Я сел в вестибюле на ее этаже. Вскоре появился Фил.
— Она зовет тебя, — хрипло выдавил он, точно внутри у него была пустота. — Я схожу за сигаретами.
— Закрой эту чертову дверь, — скомандовала она, когда я вошел в палату. Я тихо прикрыл дверь. Присев рядом с ее постелью, я разглядел Дженни лучше. В смысле, всю ее — вместе с этими трубками, подведенными к правой руке, которую она обычно прятала под простынями. Я любил сидеть как можно ближе к ней — просто сидеть и смотреть на ее лицо. Оно было страшно бледным, но на нем по-прежнему сияли глаза.
Так что я побыстрее сел как можно ближе.
— Мне совсем не больно, Оливер, правда, — сказала она. — Знаешь, это как снятое на замедленной скорости падение со скалы.
Глубоко внутри у меня что-то мучительно шевельнулось. Что-то бесформенное поднималось к горлу, чтобы вылиться слезами. Но я не заплачу. Я никогда не плакал. Ведь я сильный парень. Я не заплачу, нет.
Но чтобы не заплакать, мне нельзя открывать рот. Значит, можно только кивнуть. И я кивнул.
— Ерунда, — сказала она.
— Что? — это был скорее хрип, чем слово.
— Ты не знаешь, каково это, падать со скалы, подготовишка. Ты в жизни своей с нее не падал.
— Знаю, — сказал я, вновь обретая дар речи. — Так было, когда я встретил тебя.
— Да, — промолвила она, и на лице ее промелькнула улыбка. — «О, что за паденье то было!» Кто это сказал?
— Не знаю, — сказал я. — Шекспир, наверное.
— Да, но кто именно? — спросила она с какой-то грустью. — Не могу даже вспомнить, из какой пьесы.

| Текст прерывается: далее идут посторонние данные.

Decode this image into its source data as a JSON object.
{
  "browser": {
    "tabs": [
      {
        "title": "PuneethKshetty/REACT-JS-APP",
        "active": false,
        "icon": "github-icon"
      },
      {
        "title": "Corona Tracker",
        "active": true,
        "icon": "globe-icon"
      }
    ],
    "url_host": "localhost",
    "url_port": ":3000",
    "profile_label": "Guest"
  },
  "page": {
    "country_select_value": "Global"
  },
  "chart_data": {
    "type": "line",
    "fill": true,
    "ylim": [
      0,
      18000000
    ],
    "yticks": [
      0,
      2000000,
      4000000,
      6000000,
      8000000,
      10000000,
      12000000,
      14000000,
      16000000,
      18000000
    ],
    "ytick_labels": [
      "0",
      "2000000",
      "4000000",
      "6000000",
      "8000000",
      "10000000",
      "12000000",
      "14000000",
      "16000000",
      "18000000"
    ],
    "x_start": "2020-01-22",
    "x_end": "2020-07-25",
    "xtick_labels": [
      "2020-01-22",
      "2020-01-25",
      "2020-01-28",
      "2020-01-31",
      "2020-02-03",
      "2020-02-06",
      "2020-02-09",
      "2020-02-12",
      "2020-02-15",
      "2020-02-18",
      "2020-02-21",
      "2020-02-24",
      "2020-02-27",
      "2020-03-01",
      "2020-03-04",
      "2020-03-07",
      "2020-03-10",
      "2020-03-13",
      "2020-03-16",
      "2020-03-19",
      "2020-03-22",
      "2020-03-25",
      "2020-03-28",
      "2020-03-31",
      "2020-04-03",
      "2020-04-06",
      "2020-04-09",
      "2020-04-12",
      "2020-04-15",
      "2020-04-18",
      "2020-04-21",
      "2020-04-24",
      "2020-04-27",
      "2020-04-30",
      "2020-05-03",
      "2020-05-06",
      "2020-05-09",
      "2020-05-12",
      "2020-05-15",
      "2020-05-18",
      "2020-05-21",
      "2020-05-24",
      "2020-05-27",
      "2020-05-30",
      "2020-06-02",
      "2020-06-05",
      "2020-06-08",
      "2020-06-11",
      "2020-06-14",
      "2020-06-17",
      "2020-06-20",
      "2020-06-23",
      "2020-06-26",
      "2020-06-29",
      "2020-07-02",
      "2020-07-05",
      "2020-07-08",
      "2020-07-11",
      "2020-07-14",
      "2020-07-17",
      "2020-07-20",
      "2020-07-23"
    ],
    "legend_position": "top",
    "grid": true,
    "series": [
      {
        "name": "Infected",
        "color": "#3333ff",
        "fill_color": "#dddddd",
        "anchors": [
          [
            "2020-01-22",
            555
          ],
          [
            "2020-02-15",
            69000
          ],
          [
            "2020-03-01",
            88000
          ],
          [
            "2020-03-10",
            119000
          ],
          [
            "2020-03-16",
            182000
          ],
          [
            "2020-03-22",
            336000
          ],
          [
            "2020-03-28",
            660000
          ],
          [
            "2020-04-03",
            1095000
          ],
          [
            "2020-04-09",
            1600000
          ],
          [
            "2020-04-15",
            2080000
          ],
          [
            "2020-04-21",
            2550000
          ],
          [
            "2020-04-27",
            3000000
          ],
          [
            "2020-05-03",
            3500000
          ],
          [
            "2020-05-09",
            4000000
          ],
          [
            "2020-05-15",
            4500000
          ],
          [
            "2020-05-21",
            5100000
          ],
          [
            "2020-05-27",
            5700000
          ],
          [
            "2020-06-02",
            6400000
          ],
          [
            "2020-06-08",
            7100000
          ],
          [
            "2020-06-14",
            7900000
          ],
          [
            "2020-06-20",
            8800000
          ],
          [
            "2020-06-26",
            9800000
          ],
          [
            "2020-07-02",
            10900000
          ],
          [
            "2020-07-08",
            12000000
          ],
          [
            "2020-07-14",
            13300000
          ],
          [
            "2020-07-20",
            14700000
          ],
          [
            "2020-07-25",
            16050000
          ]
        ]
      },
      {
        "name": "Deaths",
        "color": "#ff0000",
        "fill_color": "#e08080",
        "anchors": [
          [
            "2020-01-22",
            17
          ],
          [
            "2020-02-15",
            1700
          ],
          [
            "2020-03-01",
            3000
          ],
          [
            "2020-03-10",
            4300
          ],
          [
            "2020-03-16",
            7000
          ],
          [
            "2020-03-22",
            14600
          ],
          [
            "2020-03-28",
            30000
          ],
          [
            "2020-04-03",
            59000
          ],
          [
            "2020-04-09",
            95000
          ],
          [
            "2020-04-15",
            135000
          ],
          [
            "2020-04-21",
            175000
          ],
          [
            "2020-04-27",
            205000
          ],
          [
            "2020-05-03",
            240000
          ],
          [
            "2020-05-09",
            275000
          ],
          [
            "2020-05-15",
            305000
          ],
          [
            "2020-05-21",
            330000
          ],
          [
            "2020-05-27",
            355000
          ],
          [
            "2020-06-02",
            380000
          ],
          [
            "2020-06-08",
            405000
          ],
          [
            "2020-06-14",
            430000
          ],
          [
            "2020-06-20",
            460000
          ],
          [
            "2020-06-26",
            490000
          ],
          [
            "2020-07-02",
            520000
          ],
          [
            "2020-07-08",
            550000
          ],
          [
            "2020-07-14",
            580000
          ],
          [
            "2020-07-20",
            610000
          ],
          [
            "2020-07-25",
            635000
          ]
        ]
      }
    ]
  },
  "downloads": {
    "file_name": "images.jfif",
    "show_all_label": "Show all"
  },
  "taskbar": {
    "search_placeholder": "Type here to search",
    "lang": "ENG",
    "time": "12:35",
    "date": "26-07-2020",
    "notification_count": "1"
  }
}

Я же кончила Рэдклифф, должна помнить. Когда-то я знала наизусть весь Кехелевский указатель сочинений Моцарта.
— Подумаешь, — сказал я.
— Вот и подумай, — возразила она и, наморщив лоб, спросила: — Какой номер у до-минорного концерта?
— Я посмотрю, — пообещал я.
Я даже знал, где. У нас дома. Ноты лежали на полке рядом с фортепиано. Посмотрю и завтра же ей скажу.
— А ведь я знала, — проговорила Дженни. — Правда, знала… Раньше.
— Слушай, ты что, хочешь поговорить о музыке? — перебил я.
— А ты о чем, о похоронах?
— Нет, — выдавил я, пожалев, что перебил ее.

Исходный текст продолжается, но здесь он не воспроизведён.